Family has little impact on a woman's decision to seek elected office, according to a Brookings Institution study.
The study's author, Jennifer Lawless, a Brookings senior fellow, cited how the announcement that Chelsea Clinton was pregnant spurred analysis whether it would affect the decision of her mother, Hillary Clinton, to run for president.
"As much fun as it might be for political junkies, pundits, and operatives to wonder whether and how a grandchild will factor into Clinton’s decision calculus, the truth of the matter is that it is highly unlikely to matter," Lawless wrote.
Instead, Lawless said women are significantly less likely than men to receive the suggestion to run for office from a party leader, elected official, or non-elected political activist. For example, 49 percent of the men in the sample report had someone suggest they run for office, compared to 39 percent of the women.
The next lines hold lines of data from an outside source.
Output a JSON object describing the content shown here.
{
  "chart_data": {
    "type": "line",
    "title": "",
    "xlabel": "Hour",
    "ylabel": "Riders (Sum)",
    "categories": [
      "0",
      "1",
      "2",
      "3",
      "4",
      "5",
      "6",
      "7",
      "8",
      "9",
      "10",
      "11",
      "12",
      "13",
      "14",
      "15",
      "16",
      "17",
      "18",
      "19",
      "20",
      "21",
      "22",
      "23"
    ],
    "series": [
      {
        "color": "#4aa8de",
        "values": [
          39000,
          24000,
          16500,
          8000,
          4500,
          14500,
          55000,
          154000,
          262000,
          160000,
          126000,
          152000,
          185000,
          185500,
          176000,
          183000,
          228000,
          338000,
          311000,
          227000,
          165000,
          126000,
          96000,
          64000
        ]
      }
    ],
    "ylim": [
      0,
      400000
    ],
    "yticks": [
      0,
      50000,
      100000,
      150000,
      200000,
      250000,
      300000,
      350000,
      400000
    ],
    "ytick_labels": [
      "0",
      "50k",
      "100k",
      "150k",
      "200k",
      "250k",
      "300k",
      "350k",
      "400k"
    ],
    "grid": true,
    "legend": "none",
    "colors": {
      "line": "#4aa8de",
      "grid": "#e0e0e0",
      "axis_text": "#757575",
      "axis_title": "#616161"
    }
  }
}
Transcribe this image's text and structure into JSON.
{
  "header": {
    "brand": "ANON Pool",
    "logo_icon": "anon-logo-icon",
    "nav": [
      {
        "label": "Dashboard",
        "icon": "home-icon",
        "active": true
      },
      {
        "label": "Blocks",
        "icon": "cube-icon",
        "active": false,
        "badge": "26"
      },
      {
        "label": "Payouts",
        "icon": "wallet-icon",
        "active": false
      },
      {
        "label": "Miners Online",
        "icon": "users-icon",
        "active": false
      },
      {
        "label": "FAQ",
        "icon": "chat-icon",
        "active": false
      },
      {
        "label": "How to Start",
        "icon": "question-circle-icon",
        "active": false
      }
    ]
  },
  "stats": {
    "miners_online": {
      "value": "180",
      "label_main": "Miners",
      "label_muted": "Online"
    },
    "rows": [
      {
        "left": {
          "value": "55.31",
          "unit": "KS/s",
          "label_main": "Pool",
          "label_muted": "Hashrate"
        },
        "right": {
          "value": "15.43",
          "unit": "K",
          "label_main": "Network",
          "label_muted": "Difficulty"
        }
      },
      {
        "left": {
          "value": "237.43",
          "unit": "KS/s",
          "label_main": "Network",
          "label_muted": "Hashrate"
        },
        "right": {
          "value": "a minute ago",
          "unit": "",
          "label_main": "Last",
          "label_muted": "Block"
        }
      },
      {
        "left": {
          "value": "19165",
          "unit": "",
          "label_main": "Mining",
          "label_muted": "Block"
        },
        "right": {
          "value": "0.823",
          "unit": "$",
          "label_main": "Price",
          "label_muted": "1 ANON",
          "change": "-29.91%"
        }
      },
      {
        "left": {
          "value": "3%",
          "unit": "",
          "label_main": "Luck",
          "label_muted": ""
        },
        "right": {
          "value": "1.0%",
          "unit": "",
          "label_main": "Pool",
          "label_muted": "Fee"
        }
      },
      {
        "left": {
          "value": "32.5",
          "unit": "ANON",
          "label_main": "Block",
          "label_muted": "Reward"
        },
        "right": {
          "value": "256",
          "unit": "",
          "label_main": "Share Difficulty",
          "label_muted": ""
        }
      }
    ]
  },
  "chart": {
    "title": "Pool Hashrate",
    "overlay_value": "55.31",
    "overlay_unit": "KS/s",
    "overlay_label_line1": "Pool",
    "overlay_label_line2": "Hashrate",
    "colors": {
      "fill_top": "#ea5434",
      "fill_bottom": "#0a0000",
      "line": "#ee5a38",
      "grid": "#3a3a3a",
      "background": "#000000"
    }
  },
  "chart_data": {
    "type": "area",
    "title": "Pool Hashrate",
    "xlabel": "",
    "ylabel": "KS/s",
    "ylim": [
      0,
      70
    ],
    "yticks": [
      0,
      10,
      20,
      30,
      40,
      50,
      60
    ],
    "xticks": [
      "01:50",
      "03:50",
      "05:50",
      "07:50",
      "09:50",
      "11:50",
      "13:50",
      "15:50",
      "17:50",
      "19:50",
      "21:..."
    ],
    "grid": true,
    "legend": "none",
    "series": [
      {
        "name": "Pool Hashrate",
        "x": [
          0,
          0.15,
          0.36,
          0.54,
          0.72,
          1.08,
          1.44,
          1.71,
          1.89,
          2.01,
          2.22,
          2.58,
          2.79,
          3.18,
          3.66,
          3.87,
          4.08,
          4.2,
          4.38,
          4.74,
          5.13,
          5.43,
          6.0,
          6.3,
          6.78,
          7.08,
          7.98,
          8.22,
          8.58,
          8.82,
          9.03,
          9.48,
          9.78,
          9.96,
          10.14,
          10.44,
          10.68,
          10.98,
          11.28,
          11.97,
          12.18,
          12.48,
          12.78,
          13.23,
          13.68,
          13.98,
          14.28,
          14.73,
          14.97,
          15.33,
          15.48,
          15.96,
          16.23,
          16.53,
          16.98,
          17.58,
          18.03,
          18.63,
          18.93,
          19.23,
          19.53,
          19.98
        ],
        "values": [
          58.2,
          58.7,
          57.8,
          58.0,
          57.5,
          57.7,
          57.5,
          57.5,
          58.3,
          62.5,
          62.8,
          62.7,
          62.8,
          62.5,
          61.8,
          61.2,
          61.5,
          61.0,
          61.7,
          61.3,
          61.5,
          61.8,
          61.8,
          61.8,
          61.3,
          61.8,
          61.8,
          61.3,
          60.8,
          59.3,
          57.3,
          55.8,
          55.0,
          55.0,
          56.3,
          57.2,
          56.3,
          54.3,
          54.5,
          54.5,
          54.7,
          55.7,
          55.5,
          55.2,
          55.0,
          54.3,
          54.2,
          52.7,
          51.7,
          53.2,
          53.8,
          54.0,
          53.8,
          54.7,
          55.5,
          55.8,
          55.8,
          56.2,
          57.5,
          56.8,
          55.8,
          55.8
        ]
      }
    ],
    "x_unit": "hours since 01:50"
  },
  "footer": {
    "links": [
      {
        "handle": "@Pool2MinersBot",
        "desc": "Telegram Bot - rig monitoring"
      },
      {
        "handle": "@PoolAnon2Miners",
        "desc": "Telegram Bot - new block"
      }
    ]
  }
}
If Republicans are to elect more women to national office, the party needs to do more to ensure those candidates can overcome the challenge of making it through the primary process, Debbie Walsh, director of the Center for American Women in Politics at Rutgers University, told Time magazine
"Women’s representation is very lopsided on the Democratic side and the Republican Party has to do more if they want to see more women elected to office. They need to go out — the party itself, the state parties — need to make primaries a priority. The numbers of Republican women that are running, it’s not the numbers you need to see an increase in representation at congressional level," Walsh told the magazine.
Brookings' Lawless does not discount that family responsibilities are one of the many factors impacting the decision to enter the political fray, but, she writes, "it is also important to recognize that the perpetuation of traditional family arrangements can affect women’s career choices before they enter the candidate eligibility pool."